DURHAM, N.C. (AP) — The Latest on a sit-in outside the office of Duke University President Richard Brodhead (all times local):
Officials at Duke University say they will continue to negotiate with students occupying the office of school President Richard Brodhead only after they voluntarily leave the building.
A statement issued Monday said closing the Allen Building has caused "a significant disruption to students, faculty, staff and visitors, and cannot continue indefinitely."
The statement said the students have met with Brodhead and other school and faculty leaders. The university said as negotiations continued, it was clear that reaching agreement on the remaining demands from the students will require far more extensive conversation which likely would include other members of the Duke community.

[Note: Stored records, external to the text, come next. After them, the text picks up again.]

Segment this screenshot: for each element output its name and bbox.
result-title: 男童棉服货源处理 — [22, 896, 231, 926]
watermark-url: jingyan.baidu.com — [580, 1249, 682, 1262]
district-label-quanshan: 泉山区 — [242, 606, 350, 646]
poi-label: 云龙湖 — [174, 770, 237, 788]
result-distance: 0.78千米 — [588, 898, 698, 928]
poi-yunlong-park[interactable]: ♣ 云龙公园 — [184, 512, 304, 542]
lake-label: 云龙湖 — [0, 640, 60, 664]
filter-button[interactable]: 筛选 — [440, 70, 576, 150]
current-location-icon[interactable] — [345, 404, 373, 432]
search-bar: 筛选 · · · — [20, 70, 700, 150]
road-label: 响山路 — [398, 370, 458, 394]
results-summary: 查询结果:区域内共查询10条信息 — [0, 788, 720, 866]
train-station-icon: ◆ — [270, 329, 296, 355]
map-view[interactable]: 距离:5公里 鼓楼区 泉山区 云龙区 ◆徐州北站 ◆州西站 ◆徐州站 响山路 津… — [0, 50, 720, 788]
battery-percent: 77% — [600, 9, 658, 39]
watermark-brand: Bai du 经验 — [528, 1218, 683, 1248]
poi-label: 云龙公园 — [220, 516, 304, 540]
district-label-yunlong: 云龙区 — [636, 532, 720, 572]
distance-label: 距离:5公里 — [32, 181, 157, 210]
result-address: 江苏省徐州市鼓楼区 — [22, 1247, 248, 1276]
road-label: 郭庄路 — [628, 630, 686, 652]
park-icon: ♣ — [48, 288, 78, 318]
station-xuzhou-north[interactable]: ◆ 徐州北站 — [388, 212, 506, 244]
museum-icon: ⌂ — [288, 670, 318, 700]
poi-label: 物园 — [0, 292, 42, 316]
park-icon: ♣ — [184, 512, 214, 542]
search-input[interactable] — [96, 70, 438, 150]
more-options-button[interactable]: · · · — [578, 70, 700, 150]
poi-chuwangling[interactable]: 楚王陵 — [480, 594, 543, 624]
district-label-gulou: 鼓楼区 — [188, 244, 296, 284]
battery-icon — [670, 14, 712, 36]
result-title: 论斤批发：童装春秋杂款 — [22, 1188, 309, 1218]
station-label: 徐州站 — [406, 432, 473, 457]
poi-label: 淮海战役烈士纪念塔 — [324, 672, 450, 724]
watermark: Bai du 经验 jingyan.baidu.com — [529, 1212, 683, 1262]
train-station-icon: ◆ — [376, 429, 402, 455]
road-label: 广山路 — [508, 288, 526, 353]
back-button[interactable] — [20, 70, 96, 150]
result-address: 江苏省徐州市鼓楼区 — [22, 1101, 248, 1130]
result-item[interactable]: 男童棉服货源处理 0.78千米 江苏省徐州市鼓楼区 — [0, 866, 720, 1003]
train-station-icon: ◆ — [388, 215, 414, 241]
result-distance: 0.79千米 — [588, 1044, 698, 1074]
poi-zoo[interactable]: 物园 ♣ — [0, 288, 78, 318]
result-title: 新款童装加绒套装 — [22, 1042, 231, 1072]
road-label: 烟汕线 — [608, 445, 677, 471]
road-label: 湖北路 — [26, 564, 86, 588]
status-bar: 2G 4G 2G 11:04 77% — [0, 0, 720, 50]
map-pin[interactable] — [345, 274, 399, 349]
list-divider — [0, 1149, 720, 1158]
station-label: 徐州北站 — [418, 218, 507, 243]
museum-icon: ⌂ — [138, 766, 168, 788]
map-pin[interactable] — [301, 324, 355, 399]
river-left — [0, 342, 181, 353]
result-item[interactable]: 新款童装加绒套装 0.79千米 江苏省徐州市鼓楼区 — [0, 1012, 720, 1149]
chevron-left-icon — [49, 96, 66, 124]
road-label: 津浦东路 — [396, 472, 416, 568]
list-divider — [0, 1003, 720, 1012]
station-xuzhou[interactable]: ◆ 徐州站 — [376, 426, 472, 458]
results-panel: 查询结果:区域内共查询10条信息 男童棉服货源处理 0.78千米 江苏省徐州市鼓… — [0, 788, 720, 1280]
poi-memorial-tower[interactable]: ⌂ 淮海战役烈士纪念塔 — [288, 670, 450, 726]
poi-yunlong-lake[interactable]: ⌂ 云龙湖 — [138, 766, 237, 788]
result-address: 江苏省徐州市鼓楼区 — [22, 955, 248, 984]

A top Duke University official involved in a dispute with a parking attendant two years ago is apologizing to the woman.
In a statement posted Monday on the school website, Duke executive vice president Tallman Trask III says he apologizes to Shelvia Underwood and that he recognizes that his conduct "fell short of the civility and respectful conduct each member of this community owes to every other."
Students are in the fourth day of a sit-in outside the office of school President Richard Brodhead. They're seeking the dismissal of three administrators, including Trask.
Duke closed the building to the public on Monday.
A lawsuit filed last month by the contract traffic control officer accuses Trask of using a racial slur against her, which Trask denies. In his statement Monday, Trask says the details of what occurred are a matter of disagreement.
Duke University's president is trying to end a sit-in outside his office.
President Richard Brodhead met Sunday with demonstrators, who began their protest Friday inside the university's main administrative building. University spokesman Michael Schoenfeld says nine students have camped in a waiting area outside Brodhead's office.
Duke spokesman Keith Lawrence said Monday that the protesters remain in the building, which is closed to the public.
The protesters say they want three administrators dismissed, including one top executive involved in a dispute with a parking attendant two years ago.
A lawsuit filed last month by the contract traffic control officer accuses Duke executive vice president Tallman Trask III of using a racial slur against her.
Trask denies making any racial comment. He's said the attendant refused to let him park in his usual spot and stepped in front of his car.